Twenty contestants, 10 minutes and an unlimited number of hot dogs. The competition is coming to Santa Cruz.
With followers and fans around the world, Nathan’s Famous Hot Dog Eating Contest is just that — one of the most famous eating contests in the world. The Santa Cruz Beach Boardwalk, the “Coney Island of the West,” according to Boardwalk director of sales and promotions Karley Pope, will soon have its first Nathan’s Famous regional contest on June 26.
Each year, the American hot dog company’s competition draws about 35,000 people to Coney Island, New York on Independence Day, with millions of viewers on ESPN. Across the nation, cities like San Antonio, Miami, Washington, D.C. and now Santa Cruz are hosting qualifying rounds this summer to pick out the best eaters for the Independence Day showdown.
As world champion and world record holder — with a 74 hot dog all-time high under his belt — San Jose native Joey Chestnut isn’t obligated to compete in the regional contests, though he said he sometimes uses them to practice. He automatically qualifies for the New York contest, which traditionally includes the defending champion, winners from the regional qualifiers and two walk-on participants.
At six-foot-one and 220 pounds, Chestnut talked to City on a Hill Press about his love for competition, taking care of his body and the sport.
What drew you into competitive eating?
I didn’t want to do it at first. My little brother knew I could eat more than everybody else in the family. […] [He] signed me up for my first contest. I was 21. […] I remember thinking this is crazy. I’m usually ashamed of how much I can eat. It’s usually something I hide. […] It was the weirdest thing. My whole life, I’ve been kind of ashamed of it, and then it got celebrated all of a sudden. Then, there was the competition aspect. Beating the guys and women next to me. After that first contest, it clicked.
What would you say makes a good competitive eater?
You really have to love to eat. You have to really love food. […] Competitive eating is so new. There are no books written about it, and there are no trainers. You have to be really in tune with your body and really figure out how to push your body […] You have to teach yourself.
What do you normally do to prepare for competitions?
I get into a cycle where I do practice contests and recover as soon as I can start eating solid food. I’m pretty much eating greens and high fiber and trying to get back to a normal weight, and then I’ll start fasting again. No solid food for a day and a half. When I’m fasting, [I drink] lots of liquid to get back down to my target weight so I know I’m ready for another practice.
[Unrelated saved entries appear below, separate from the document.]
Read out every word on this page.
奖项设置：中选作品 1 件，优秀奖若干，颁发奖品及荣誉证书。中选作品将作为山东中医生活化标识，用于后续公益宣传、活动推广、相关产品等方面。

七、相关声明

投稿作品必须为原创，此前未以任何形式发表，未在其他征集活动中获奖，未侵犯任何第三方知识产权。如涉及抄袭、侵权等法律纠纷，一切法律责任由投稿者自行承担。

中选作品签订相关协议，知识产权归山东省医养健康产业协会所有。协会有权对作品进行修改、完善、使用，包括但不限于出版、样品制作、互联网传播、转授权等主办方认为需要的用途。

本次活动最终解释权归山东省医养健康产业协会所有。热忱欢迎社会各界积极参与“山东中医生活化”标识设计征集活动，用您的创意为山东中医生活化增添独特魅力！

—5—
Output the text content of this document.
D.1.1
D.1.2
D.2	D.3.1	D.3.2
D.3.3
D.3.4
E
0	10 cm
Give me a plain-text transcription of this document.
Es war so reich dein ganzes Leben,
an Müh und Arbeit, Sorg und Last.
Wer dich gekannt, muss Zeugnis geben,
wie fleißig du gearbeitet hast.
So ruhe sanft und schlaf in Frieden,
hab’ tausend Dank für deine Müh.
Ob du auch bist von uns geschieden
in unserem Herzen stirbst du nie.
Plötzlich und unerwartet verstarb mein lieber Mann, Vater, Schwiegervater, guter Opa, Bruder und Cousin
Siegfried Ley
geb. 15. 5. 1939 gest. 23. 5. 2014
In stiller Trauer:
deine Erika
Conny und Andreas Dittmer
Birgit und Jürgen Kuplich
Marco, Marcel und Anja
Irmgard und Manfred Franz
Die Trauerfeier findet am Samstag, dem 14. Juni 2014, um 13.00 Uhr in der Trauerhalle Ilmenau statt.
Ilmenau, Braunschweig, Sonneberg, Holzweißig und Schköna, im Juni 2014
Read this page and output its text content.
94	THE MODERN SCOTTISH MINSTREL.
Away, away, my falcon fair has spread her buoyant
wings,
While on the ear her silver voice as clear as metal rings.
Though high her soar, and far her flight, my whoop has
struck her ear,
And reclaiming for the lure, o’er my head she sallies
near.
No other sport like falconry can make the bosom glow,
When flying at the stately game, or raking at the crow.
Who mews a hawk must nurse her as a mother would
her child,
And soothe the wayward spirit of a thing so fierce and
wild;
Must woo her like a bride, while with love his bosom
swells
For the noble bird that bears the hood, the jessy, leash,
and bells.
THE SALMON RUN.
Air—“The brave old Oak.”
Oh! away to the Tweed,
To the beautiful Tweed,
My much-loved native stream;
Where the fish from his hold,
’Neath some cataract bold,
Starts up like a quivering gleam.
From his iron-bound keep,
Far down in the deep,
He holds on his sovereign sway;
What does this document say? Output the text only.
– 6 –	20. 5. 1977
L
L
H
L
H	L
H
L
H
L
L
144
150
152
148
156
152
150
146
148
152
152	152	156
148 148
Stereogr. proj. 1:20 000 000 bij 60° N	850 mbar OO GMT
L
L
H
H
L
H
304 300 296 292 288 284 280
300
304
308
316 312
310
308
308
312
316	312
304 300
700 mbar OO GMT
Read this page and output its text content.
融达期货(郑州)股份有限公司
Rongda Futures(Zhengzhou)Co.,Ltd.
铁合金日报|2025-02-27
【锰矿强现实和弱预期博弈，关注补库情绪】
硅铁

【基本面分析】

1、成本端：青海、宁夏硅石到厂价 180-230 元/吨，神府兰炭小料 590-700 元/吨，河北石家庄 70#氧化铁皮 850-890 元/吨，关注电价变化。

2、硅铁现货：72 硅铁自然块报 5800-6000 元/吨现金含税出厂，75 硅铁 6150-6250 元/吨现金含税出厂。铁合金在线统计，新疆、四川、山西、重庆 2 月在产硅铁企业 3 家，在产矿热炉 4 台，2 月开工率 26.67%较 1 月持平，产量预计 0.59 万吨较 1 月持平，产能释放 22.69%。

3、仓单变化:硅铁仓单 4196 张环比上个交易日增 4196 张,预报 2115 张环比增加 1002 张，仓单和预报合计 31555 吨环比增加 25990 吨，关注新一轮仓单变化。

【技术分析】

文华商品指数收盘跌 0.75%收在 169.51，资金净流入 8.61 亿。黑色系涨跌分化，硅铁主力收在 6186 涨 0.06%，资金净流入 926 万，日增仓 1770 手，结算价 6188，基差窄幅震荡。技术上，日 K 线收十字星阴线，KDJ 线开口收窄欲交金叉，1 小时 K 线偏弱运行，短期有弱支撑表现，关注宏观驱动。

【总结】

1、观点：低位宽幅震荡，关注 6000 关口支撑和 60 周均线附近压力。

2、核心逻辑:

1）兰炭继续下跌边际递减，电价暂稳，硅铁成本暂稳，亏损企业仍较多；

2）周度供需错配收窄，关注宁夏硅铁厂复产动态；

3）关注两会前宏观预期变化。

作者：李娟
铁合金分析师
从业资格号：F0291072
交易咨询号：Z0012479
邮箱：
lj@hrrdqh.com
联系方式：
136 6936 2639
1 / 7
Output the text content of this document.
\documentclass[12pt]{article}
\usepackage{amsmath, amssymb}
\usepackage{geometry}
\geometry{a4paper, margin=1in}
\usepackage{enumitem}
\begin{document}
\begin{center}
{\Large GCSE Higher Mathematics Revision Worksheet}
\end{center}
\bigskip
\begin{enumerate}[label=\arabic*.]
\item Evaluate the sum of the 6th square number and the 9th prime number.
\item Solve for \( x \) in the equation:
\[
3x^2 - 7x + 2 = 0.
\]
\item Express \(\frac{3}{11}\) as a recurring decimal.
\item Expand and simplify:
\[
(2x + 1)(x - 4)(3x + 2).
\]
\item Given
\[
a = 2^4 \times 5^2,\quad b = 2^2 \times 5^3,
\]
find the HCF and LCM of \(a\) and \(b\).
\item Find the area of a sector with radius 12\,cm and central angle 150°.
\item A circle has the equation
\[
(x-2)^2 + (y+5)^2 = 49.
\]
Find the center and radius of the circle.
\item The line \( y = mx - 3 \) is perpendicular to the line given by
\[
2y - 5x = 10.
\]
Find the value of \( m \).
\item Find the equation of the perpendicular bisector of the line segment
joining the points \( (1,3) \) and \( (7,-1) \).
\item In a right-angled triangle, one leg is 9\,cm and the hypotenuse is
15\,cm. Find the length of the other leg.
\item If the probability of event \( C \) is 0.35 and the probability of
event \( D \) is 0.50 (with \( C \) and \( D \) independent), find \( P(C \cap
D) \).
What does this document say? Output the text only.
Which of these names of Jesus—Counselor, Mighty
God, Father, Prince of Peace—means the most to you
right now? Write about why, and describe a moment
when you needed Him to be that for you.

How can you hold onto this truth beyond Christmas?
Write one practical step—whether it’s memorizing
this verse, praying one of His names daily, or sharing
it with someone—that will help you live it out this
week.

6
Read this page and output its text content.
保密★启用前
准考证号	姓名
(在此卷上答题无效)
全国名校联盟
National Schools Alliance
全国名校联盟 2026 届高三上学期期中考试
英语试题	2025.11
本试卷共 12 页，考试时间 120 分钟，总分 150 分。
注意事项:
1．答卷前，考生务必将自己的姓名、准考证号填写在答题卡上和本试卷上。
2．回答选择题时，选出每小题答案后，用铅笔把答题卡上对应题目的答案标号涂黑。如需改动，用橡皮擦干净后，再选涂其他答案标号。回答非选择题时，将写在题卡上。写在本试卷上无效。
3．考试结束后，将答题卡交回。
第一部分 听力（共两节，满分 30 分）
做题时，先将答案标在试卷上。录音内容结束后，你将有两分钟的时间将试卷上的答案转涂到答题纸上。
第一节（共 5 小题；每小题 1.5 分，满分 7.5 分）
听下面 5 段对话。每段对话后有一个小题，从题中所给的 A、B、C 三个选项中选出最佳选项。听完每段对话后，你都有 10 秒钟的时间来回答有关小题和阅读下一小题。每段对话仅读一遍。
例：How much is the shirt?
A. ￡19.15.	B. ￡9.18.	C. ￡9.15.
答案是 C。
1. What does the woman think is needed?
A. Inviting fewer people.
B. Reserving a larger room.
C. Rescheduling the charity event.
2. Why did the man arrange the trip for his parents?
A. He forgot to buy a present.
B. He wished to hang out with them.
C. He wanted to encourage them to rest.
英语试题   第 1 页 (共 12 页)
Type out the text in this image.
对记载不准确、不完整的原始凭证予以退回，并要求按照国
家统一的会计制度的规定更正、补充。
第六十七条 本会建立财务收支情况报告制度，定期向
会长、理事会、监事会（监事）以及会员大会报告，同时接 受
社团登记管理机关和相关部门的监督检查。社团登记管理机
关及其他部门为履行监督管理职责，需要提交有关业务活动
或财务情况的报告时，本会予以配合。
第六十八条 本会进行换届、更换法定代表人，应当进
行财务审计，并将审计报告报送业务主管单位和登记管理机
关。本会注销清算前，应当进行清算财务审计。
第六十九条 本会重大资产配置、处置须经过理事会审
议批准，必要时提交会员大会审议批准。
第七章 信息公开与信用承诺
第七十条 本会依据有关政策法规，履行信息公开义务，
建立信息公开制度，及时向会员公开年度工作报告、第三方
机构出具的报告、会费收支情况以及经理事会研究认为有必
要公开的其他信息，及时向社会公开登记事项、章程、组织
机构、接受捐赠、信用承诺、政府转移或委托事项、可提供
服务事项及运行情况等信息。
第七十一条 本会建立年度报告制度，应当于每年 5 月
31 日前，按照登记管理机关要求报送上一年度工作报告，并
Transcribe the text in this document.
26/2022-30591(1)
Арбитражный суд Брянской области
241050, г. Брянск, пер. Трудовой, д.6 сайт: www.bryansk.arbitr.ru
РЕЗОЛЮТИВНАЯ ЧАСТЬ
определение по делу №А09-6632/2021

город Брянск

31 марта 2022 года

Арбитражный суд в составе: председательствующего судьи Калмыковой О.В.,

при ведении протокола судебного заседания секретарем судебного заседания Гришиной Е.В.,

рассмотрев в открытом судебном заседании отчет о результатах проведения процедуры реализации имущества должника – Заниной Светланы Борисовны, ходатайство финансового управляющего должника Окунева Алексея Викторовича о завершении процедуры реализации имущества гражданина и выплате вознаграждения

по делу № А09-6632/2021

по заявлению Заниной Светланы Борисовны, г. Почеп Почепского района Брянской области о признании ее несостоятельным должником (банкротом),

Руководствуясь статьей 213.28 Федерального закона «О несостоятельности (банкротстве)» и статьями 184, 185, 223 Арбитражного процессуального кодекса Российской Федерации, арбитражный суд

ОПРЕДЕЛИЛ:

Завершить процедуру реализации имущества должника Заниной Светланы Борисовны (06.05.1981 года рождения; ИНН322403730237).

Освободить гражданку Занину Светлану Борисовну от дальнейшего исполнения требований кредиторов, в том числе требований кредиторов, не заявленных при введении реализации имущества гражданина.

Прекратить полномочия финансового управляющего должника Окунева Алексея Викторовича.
And every practice I try to go a little bit farther, build a tolerance and convince my body what it’s doing is alright.
Do you have any advice for amateur competitive eaters or people just trying to come up to the scene?
Keep a food journal. A diary. For a long time, I kept a diary of everything that I was eating and how I was feeling, my weight throughout the day. […] Putting some time in figuring out your body is probably the most important thing, and realizing that I’m not going to feel good after a contest. […] I’m going to be uncomfortable, just like a runner who runs the marathon, they know they’re not going to feel great after the marathon. […] I’ve already committed myself to not feeling great after the contest. Just knowing [this] allows me to push myself pretty far.
What does it feel like after a big contest like that?
Bloated. Muscles are stretching. Thirsty. Most of the food you eat is really salty. Usually my first craving is, “I’m thirsty.” And then I’m tired. […] I’m pretty much exhausted.
Do you feel like you get to bond with a lot of people at these competitions?
I think that’s one of the greatest things — when competitors or even the fans tell me their favorite food to eat or they tell me what they did on the Fourth of July. It’s weird, but I think food really does bring people together. It lowers their guard. It lowers my guard, when you talk about food. I’m really lucky. I’m naturally shy, so it’s helped me come out of my shell a little bit.